In the late 1800s, the gray whale breeding grounds were discovered, and whalers killed a large percentage of the population. The drop in population made it no longer profitable to hunt gray whales; they were left alone and their numbers recovered. However, the early 1900s brought the invention of factory ships, which processed whales aboard the vessels. This new technology allowed intensive hunting on the grays once again, and their population again dangerously dropped to probably fewer than 2,000 individuals. Protection finally came in 1946 through an international agreement to stop hunting them.

Whale populations recovered and everything seemed fine until 1999/2000, when another UME was declared after the whale population dropped all the way down to 16,000 and nobody could figure out why.

Now something is once again killing gray whales, and scientists are at a loss to explain it. There are clues as to what could be going on, however, and while some scientists have (as usual) blamed global warming, others point to other causes.

Back in 2015, there was another spate of whale deaths and scientists commented on some of the likely causes.

The Guardian reported at the time:

Oceans attorney for the environmental law organization Earthjustice Andrea Treece says the most common causes of whale deaths in recent years are the result of ships and the mammals being tangled in fishing gear and nets.
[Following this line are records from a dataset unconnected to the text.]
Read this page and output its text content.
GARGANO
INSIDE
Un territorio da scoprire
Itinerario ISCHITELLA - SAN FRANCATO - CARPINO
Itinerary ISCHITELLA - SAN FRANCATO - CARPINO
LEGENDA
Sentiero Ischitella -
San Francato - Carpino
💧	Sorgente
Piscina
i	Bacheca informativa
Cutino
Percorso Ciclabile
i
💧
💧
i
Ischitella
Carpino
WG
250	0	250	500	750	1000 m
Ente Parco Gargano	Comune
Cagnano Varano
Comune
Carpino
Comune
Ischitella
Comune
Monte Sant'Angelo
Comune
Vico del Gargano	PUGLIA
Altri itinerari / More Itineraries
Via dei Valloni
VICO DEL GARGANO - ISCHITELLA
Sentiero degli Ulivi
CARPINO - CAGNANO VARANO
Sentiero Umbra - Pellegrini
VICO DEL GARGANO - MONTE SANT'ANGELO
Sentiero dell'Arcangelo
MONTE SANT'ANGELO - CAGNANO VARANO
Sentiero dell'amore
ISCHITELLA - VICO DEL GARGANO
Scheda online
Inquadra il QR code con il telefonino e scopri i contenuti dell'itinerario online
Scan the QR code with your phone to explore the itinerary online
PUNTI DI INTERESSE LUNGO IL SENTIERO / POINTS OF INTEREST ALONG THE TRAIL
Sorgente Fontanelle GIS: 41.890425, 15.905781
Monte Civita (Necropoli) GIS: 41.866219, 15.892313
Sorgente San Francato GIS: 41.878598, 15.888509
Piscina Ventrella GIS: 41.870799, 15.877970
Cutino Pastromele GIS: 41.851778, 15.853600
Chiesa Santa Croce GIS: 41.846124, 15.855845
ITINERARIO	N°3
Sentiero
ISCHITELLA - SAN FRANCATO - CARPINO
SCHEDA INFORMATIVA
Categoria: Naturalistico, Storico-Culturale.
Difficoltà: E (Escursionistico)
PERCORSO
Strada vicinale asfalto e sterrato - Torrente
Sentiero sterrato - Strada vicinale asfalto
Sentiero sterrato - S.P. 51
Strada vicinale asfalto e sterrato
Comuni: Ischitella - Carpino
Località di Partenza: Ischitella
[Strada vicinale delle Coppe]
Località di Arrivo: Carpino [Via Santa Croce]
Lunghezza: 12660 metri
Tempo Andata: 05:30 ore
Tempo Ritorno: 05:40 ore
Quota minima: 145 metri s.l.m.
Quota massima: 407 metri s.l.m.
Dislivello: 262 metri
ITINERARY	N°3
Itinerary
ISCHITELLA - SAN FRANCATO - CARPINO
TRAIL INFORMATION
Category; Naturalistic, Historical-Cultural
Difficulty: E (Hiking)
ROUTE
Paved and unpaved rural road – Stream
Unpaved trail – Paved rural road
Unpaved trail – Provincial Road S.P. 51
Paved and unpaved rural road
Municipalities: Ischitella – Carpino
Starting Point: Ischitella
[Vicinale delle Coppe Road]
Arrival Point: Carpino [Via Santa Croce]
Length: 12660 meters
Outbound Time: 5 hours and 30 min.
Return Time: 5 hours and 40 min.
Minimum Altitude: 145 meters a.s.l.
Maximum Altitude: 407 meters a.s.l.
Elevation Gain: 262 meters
While numbers are limited due to scientists’ unwillingness to give definitive causes of death, collisions with ships are a serious threat to some species. Of the North Atlantic right whale, the International Whaling Commission says: “It is thought that mortality due to ship strikes may make the difference between extinction and survival for this species.” [Emphasis added]

And ships are not the only threat to the giants of the sea. Scientists warn that commercial fishing lines also pose a serious threat. Multiple sightings have been reported of whales entangled in fishing lines, with many dying as a result. And experts have also expressed grave concerns about the effects of the military’s increased use of sonar along the Pacific coast on whale populations. Likewise, recent whale deaths in the UK were found to be caused by the ingestion of plastics and trash from the oceans.

Clearly, global warming – if you choose to believe in it – is just the tip of the iceberg. Mankind is facing serious problems, most of them of our own making. And we ignore these environmental dangers at our peril.